DENVER - Gov. John Hickenlooper unleashed a barrage of jaw-dropping numbers for critics who often tell him, “Criminals aren’t stupid, they’re not going to sign up for (gun) background checks.”
“Well, no one told the criminals that, and it turns out that many criminals are stupid," Hickenlooper said Wednesday after signing legislation requiring universal background checks for gun purchases.
In 2012, he said, background checks prevented 5,000 gun purchases out of more than 320,000 applications.
Of those blocked gun sales, Hickenlooper said:
- 38 were individuals either accused or convicted of homicide.
- 133 were people accused or convicted of sexual assault.
- 600 were people accused or convicted of burglary.
- Over 1,000 were people accused or convicted of felony assault.
- “400 individuals had restraining orders against them from a court and we’re trying to buy a gun.”
“Indeed, if you want any proof positive that criminals are not as smart as some people give them credit for, 236 individuals when they showed up to pick up their newly purchased gun, we arrested them because there were outstanding arrest warrants for them,” the governor said.
“I don’t see how you can argue that this isn’t (of) significant value.

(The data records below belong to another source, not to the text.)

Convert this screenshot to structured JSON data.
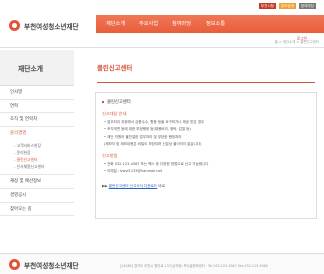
{
  "header": {
    "org_name": "부천여성청소년재단",
    "gnb": [
      "재단소개",
      "주요사업",
      "참여마당",
      "정보소통"
    ],
    "util": [
      "부천시청",
      "정보공개",
      "참여마당"
    ],
    "login": "로그인",
    "breadcrumb": "홈 > 재단소개 > 클린신고센터"
  },
  "sidebar": {
    "title": "재단소개",
    "items": [
      {
        "label": "인사말"
      },
      {
        "label": "연혁"
      },
      {
        "label": "조직 및 연락처"
      },
      {
        "label": "윤리경영"
      },
      {
        "label": "재정 및 예산정보"
      },
      {
        "label": "경영공시"
      },
      {
        "label": "찾아오는 길"
      }
    ],
    "subitems": [
      {
        "label": "- 고객서비스헌장"
      },
      {
        "label": "- 윤리헌장"
      },
      {
        "label": "- 클린신고센터"
      },
      {
        "label": "- 인사채용신고센터"
      }
    ]
  },
  "content": {
    "title": "클린신고센터",
    "box_heading": "클린신고센터",
    "section1": "신고대상 안내",
    "lines1": [
      "• 업무처리 과정에서 금품수수, 향응 등을 요구하거나 제공 받은 경우",
      "• 조직개편 등에 대한 부정행위 등(채용비리, 청탁, 갑질 등)",
      "• 재단 직원의 불친절한 업무처리 및 부당한 행정처리",
      "  (제보자 및 제보내용은 비밀이 보장되며 신분상 불이익이 없습니다)"
    ],
    "section2": "신고방법",
    "lines2": [
      "• 전화 032-123-4567 또는 팩스 등 다양한 방법으로 신고 가능합니다",
      "• 이메일 : bwyf1133@hanmail.net"
    ],
    "link_prefix": "▶▶ ",
    "link_text": "클린신고센터 신고서식 다운로드",
    "link_suffix": " 바로"
  },
  "footer": {
    "org_name": "부천여성청소년재단",
    "text": "[14585] 경기도 부천시 원미로 137(심곡동) 복사골문화센터 · Tel 032-123-4567 Fax 032-123-4568"
  }
}
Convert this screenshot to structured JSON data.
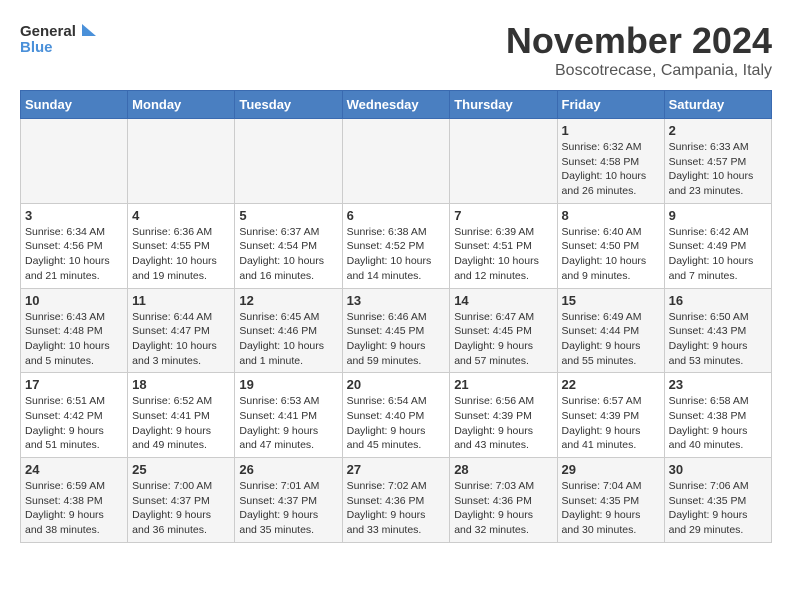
{
  "header": {
    "logo_line1": "General",
    "logo_line2": "Blue",
    "month": "November 2024",
    "location": "Boscotrecase, Campania, Italy"
  },
  "weekdays": [
    "Sunday",
    "Monday",
    "Tuesday",
    "Wednesday",
    "Thursday",
    "Friday",
    "Saturday"
  ],
  "weeks": [
    [
      {
        "day": "",
        "info": ""
      },
      {
        "day": "",
        "info": ""
      },
      {
        "day": "",
        "info": ""
      },
      {
        "day": "",
        "info": ""
      },
      {
        "day": "",
        "info": ""
      },
      {
        "day": "1",
        "info": "Sunrise: 6:32 AM\nSunset: 4:58 PM\nDaylight: 10 hours and 26 minutes."
      },
      {
        "day": "2",
        "info": "Sunrise: 6:33 AM\nSunset: 4:57 PM\nDaylight: 10 hours and 23 minutes."
      }
    ],
    [
      {
        "day": "3",
        "info": "Sunrise: 6:34 AM\nSunset: 4:56 PM\nDaylight: 10 hours and 21 minutes."
      },
      {
        "day": "4",
        "info": "Sunrise: 6:36 AM\nSunset: 4:55 PM\nDaylight: 10 hours and 19 minutes."
      },
      {
        "day": "5",
        "info": "Sunrise: 6:37 AM\nSunset: 4:54 PM\nDaylight: 10 hours and 16 minutes."
      },
      {
        "day": "6",
        "info": "Sunrise: 6:38 AM\nSunset: 4:52 PM\nDaylight: 10 hours and 14 minutes."
      },
      {
        "day": "7",
        "info": "Sunrise: 6:39 AM\nSunset: 4:51 PM\nDaylight: 10 hours and 12 minutes."
      },
      {
        "day": "8",
        "info": "Sunrise: 6:40 AM\nSunset: 4:50 PM\nDaylight: 10 hours and 9 minutes."
      },
      {
        "day": "9",
        "info": "Sunrise: 6:42 AM\nSunset: 4:49 PM\nDaylight: 10 hours and 7 minutes."
      }
    ],
    [
      {
        "day": "10",
        "info": "Sunrise: 6:43 AM\nSunset: 4:48 PM\nDaylight: 10 hours and 5 minutes."
      },
      {
        "day": "11",
        "info": "Sunrise: 6:44 AM\nSunset: 4:47 PM\nDaylight: 10 hours and 3 minutes."
      },
      {
        "day": "12",
        "info": "Sunrise: 6:45 AM\nSunset: 4:46 PM\nDaylight: 10 hours and 1 minute."
      },
      {
        "day": "13",
        "info": "Sunrise: 6:46 AM\nSunset: 4:45 PM\nDaylight: 9 hours and 59 minutes."
      },
      {
        "day": "14",
        "info": "Sunrise: 6:47 AM\nSunset: 4:45 PM\nDaylight: 9 hours and 57 minutes."
      },
      {
        "day": "15",
        "info": "Sunrise: 6:49 AM\nSunset: 4:44 PM\nDaylight: 9 hours and 55 minutes."
      },
      {
        "day": "16",
        "info": "Sunrise: 6:50 AM\nSunset: 4:43 PM\nDaylight: 9 hours and 53 minutes."
      }
    ],
    [
      {
        "day": "17",
        "info": "Sunrise: 6:51 AM\nSunset: 4:42 PM\nDaylight: 9 hours and 51 minutes."
      },
      {
        "day": "18",
        "info": "Sunrise: 6:52 AM\nSunset: 4:41 PM\nDaylight: 9 hours and 49 minutes."
      },
      {
        "day": "19",
        "info": "Sunrise: 6:53 AM\nSunset: 4:41 PM\nDaylight: 9 hours and 47 minutes."
      },
      {
        "day": "20",
        "info": "Sunrise: 6:54 AM\nSunset: 4:40 PM\nDaylight: 9 hours and 45 minutes."
      },
      {
        "day": "21",
        "info": "Sunrise: 6:56 AM\nSunset: 4:39 PM\nDaylight: 9 hours and 43 minutes."
      },
      {
        "day": "22",
        "info": "Sunrise: 6:57 AM\nSunset: 4:39 PM\nDaylight: 9 hours and 41 minutes."
      },
      {
        "day": "23",
        "info": "Sunrise: 6:58 AM\nSunset: 4:38 PM\nDaylight: 9 hours and 40 minutes."
      }
    ],
    [
      {
        "day": "24",
        "info": "Sunrise: 6:59 AM\nSunset: 4:38 PM\nDaylight: 9 hours and 38 minutes."
      },
      {
        "day": "25",
        "info": "Sunrise: 7:00 AM\nSunset: 4:37 PM\nDaylight: 9 hours and 36 minutes."
      },
      {
        "day": "26",
        "info": "Sunrise: 7:01 AM\nSunset: 4:37 PM\nDaylight: 9 hours and 35 minutes."
      },
      {
        "day": "27",
        "info": "Sunrise: 7:02 AM\nSunset: 4:36 PM\nDaylight: 9 hours and 33 minutes."
      },
      {
        "day": "28",
        "info": "Sunrise: 7:03 AM\nSunset: 4:36 PM\nDaylight: 9 hours and 32 minutes."
      },
      {
        "day": "29",
        "info": "Sunrise: 7:04 AM\nSunset: 4:35 PM\nDaylight: 9 hours and 30 minutes."
      },
      {
        "day": "30",
        "info": "Sunrise: 7:06 AM\nSunset: 4:35 PM\nDaylight: 9 hours and 29 minutes."
      }
    ]
  ]
}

Over 2,000 people who had violent history were stopped from buying a weapon” in 2012, he added.
Hickenlooper also noted that in the nearly dozen states that have universal background checks, suicides involving handguns are roughly half the national average.

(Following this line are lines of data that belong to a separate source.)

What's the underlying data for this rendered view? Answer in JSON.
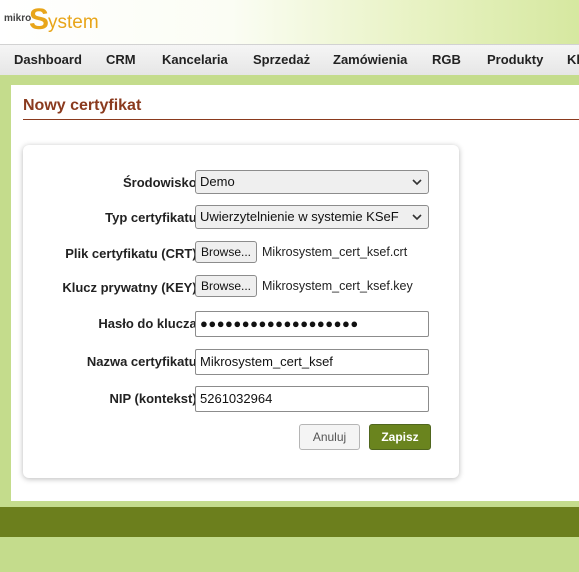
{
  "brand": {
    "mikro": "mikro",
    "s": "S",
    "rest": "ystem"
  },
  "nav": [
    "Dashboard",
    "CRM",
    "Kancelaria",
    "Sprzedaż",
    "Zamówienia",
    "RGB",
    "Produkty",
    "Kl"
  ],
  "page": {
    "title": "Nowy certyfikat"
  },
  "form": {
    "environment": {
      "label": "Środowisko:",
      "value": "Demo"
    },
    "cert_type": {
      "label": "Typ certyfikatu:",
      "value": "Uwierzytelnienie w systemie KSeF"
    },
    "cert_file": {
      "label": "Plik certyfikatu (CRT):",
      "button": "Browse...",
      "filename": "Mikrosystem_cert_ksef.crt"
    },
    "key_file": {
      "label": "Klucz prywatny (KEY):",
      "button": "Browse...",
      "filename": "Mikrosystem_cert_ksef.key"
    },
    "password": {
      "label": "Hasło do klucza:",
      "value": "●●●●●●●●●●●●●●●●●●●"
    },
    "cert_name": {
      "label": "Nazwa certyfikatu:",
      "value": "Mikrosystem_cert_ksef"
    },
    "nip": {
      "label": "NIP (kontekst):",
      "value": "5261032964"
    },
    "cancel": "Anuluj",
    "save": "Zapisz"
  },
  "colors": {
    "accent": "#6a841e",
    "title": "#8a3a1e",
    "footer": "#6c7f1d",
    "background": "#c4dc8c"
  }
}
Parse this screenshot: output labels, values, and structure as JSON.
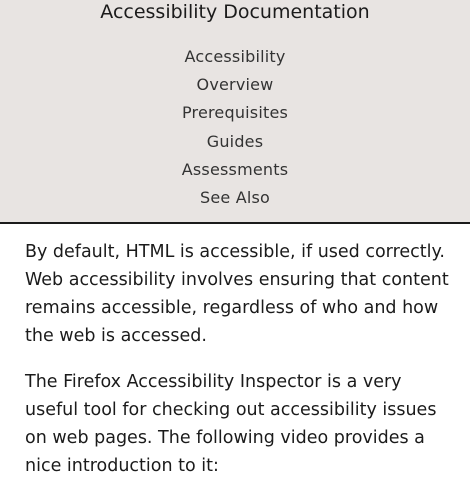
{
  "sidebar": {
    "title": "Accessibility Documentation",
    "items": [
      {
        "label": "Accessibility"
      },
      {
        "label": "Overview"
      },
      {
        "label": "Prerequisites"
      },
      {
        "label": "Guides"
      },
      {
        "label": "Assessments"
      },
      {
        "label": "See Also"
      }
    ]
  },
  "main": {
    "paragraphs": [
      "By default, HTML is accessible, if used correctly. Web accessibility involves ensuring that content remains accessible, regardless of who and how the web is accessed.",
      "The Firefox Accessibility Inspector is a very useful tool for checking out accessibility issues on web pages. The following video provides a nice introduction to it:"
    ]
  }
}
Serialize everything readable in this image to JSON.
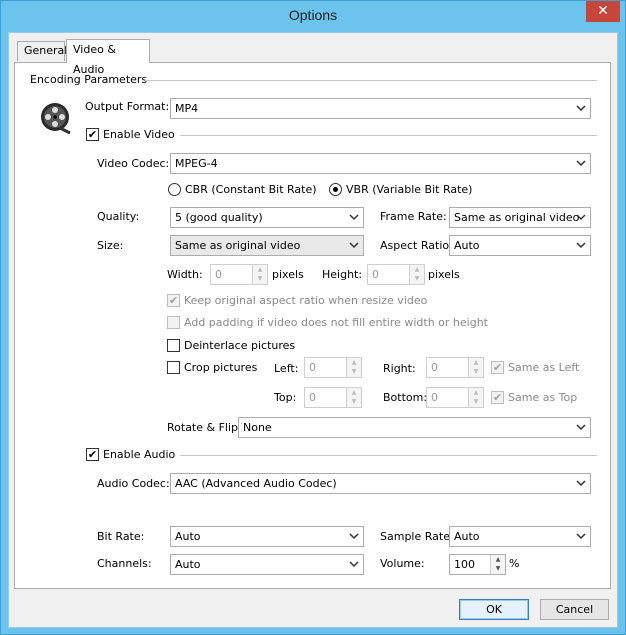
{
  "window": {
    "title": "Options",
    "close_glyph": "✕"
  },
  "tabs": [
    {
      "label": "General",
      "active": false
    },
    {
      "label": "Video & Audio",
      "active": true
    }
  ],
  "group": {
    "encoding_parameters": "Encoding Parameters"
  },
  "output_format": {
    "label": "Output Format:",
    "value": "MP4"
  },
  "enable_video": {
    "label": "Enable Video",
    "checked": true
  },
  "video_codec": {
    "label": "Video Codec:",
    "value": "MPEG-4"
  },
  "bitrate_mode": {
    "cbr": "CBR (Constant Bit Rate)",
    "vbr": "VBR (Variable Bit Rate)",
    "selected": "vbr"
  },
  "quality": {
    "label": "Quality:",
    "value": "5 (good quality)"
  },
  "frame_rate": {
    "label": "Frame Rate:",
    "value": "Same as original video"
  },
  "size": {
    "label": "Size:",
    "value": "Same as original video"
  },
  "aspect_ratio": {
    "label": "Aspect Ratio:",
    "value": "Auto"
  },
  "width": {
    "label": "Width:",
    "value": "0",
    "unit": "pixels"
  },
  "height": {
    "label": "Height:",
    "value": "0",
    "unit": "pixels"
  },
  "keep_aspect": {
    "label": "Keep original aspect ratio when resize video",
    "checked": true
  },
  "add_padding": {
    "label": "Add padding if video does not fill entire width or height",
    "checked": false
  },
  "deinterlace": {
    "label": "Deinterlace pictures",
    "checked": false
  },
  "crop": {
    "label": "Crop pictures",
    "checked": false,
    "left_label": "Left:",
    "left": "0",
    "right_label": "Right:",
    "right": "0",
    "top_label": "Top:",
    "top": "0",
    "bottom_label": "Bottom:",
    "bottom": "0",
    "same_as_left": "Same as Left",
    "same_as_top": "Same as Top"
  },
  "rotate_flip": {
    "label": "Rotate & Flip:",
    "value": "None"
  },
  "enable_audio": {
    "label": "Enable Audio",
    "checked": true
  },
  "audio_codec": {
    "label": "Audio Codec:",
    "value": "AAC (Advanced Audio Codec)"
  },
  "bit_rate": {
    "label": "Bit Rate:",
    "value": "Auto"
  },
  "sample_rate": {
    "label": "Sample Rate:",
    "value": "Auto"
  },
  "channels": {
    "label": "Channels:",
    "value": "Auto"
  },
  "volume": {
    "label": "Volume:",
    "value": "100",
    "unit": "%"
  },
  "buttons": {
    "ok": "OK",
    "cancel": "Cancel"
  },
  "icons": {
    "film_reel": "film-reel-icon",
    "dropdown": "chevron-down-icon"
  },
  "colors": {
    "titlebar": "#6cc4ee",
    "close": "#c7463c",
    "ok_border": "#3c7fb1"
  }
}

A closer look at suicide statistics in those states shows “there’s still as many people jumping off buildings, there’s still as many people taking …intentional overdoses of drugs, but there are dramatically less (suicidal) people being killed using handguns,” Hickenlooper said.
Those figures are key, Hickenlooper said, because there are 20 percent more suicides committed with guns than homicides involving guns in Colorado, Hickenlooper said.
The governor suggested that the extra hurdle of a background check to get a gun may provide distraught individuals time for a suicidal impulse to pass.
“Often times that person who wants to commit suicide (with a gun) at that moment, when they get counseling, when they get professional attention, they get their lives back together,” Hickenlooper said. “And by avoiding that moment where a handgun seems so attractive to those individuals, they go back and have successful, constructive lives in our community.”